İç sesim ‘bir yolunu bul! sikeyim bu işi, ne bakıyorsun! topukla buradan’ diyordu. O geniş omuzlu iri adam! silahı belinden çıkarıp adamın başına doğrulttu ve ateşledi. Hemde hiç düşünmeden! Bir an bile!
Biraz önceki adamı, Sinan dedikleri adamı! öldürdüler! Gözlerimin önünde… kafasına iki el ateş ederek, hemde iki el ateş ederek!
Aman Allah’ım!
Cinayeti işleyen Adam Hızlı bir hareketle arkasına döndü ve yanıma gelerek silahı bu defa benim başıma dayadı. Gözlerimin içine baktı. O an da bildiğim duaları okumam gerektiğini biliyordum ama hiçbiri ezberime gelmemişti. Öylece bir an bir birlerimize baktık, ben şuursuz bir bakış atarken onun yüzünde garip bir sırıtışla karışık, kibir vardı. Gözleri karanlık, hemde kap karanlıktı. Ürkütücü ve karanlık!
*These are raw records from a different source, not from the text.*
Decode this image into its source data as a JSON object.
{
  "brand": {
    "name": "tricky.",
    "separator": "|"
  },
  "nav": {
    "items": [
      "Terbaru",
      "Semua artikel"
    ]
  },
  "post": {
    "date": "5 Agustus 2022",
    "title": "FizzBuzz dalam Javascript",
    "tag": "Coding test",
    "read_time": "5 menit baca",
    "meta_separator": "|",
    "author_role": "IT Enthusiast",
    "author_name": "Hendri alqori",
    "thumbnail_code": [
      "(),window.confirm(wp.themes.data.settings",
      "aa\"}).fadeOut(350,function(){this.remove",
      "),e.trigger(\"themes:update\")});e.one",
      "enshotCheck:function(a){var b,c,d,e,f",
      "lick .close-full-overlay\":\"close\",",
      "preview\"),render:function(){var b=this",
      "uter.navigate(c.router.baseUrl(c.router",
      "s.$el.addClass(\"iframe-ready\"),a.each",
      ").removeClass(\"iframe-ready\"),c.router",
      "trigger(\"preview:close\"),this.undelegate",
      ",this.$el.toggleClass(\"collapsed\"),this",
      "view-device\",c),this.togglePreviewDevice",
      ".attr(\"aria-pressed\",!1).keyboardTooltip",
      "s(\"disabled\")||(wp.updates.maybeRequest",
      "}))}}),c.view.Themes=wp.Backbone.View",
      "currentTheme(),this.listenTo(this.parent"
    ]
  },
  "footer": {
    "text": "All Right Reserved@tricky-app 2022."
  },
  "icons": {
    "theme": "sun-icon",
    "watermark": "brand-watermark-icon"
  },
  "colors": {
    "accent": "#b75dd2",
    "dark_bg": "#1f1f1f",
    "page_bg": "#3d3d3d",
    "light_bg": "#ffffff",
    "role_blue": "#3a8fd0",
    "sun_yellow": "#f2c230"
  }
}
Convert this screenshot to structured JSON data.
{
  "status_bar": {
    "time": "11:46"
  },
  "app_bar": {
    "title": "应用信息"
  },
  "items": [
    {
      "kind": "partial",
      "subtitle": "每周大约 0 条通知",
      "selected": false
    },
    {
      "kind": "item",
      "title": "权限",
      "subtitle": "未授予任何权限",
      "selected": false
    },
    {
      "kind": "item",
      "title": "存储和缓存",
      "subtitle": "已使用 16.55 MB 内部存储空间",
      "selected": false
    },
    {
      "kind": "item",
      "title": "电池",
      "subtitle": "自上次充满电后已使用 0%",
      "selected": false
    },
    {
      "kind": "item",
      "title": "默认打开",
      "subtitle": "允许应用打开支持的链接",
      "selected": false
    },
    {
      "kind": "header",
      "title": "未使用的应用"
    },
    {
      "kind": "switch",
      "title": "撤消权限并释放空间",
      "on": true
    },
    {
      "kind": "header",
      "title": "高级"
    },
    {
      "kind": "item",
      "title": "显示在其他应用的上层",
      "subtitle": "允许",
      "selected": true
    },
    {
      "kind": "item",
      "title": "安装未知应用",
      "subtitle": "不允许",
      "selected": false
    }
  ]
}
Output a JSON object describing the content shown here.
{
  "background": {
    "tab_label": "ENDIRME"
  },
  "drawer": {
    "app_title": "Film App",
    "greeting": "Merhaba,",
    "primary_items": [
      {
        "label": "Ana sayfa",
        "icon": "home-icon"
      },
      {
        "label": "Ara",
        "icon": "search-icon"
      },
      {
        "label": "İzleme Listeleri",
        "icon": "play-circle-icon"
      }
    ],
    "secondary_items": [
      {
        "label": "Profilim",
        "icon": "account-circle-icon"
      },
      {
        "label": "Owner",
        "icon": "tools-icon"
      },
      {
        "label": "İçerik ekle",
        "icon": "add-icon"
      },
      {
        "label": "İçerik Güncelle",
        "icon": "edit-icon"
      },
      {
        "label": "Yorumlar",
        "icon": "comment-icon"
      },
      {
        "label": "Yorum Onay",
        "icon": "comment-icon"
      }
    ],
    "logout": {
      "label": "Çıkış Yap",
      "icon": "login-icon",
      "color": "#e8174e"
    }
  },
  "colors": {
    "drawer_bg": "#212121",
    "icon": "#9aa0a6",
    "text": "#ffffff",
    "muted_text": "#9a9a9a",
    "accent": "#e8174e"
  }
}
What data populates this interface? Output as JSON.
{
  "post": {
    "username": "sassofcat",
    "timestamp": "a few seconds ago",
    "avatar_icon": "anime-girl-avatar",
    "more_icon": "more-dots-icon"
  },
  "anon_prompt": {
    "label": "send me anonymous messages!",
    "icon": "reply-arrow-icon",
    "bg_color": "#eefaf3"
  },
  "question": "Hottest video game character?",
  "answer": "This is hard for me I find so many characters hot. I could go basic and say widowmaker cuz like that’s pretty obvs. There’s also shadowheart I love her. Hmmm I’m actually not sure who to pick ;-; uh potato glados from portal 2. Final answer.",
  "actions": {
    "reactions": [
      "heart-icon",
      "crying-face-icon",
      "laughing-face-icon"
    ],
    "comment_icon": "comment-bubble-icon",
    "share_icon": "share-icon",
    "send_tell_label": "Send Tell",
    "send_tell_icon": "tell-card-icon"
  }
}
“kapa gözlerini dizlerinin üzerine çök!“
“neden?”
“az sonra seni, eşşek cennetine gönderi cem de ondan!” dudaklarının kenarında ufak bir sırıtış bu durumdan memnun, keyif alıyor gibi
“iyi de ben size Bişey yapmadım!”
“şahit oldun, yetmez mi?”
‘’ e-ee-eee şey ben!, sadece burayı temizlemek kalmıştı onun için girdim odaya, ondan buradaydım, işte böyle oldu. Giderim şimdi işimde bitti zaten’’ söylediklerimi kendim bile anlamıyordum, inanmıyordum. Şu an şuurumu bile kaybetmiş olabilirdim. Resmen kekeleyerek anlamsız cümleler kuruyordum. Kalbim sanki dört nala koşuyor gibiydi. Karnımda ise bir ağrı. Midemi düşünmek bile istemiyordum.
“bu söylediklerine gerçekten kendin inanıyor musun, yani seni bırakacağıma?”
“ben size bir şey yapmadım!”
“kapat çeneni, aynı şeyleri söyleyip durma!”
“Bir şey yapmadım!”
“son duanı et!” öfkeli dişlerinin arasından fısıldayarak söylemişti, şakası yok gibiydi.
Ondan sonrası bende karanlık, sanırım bu fazla heyecana kalbim dayanmamış olacak ki, bayılmışım. Gözümü açtığım da yatak odasında yatıyordum.
Kendime gelmeye çalışırken il olarak ‘oh be! Beni öldürmemiş!’ diye geçirdim içimden. Ne büyük mutluluk!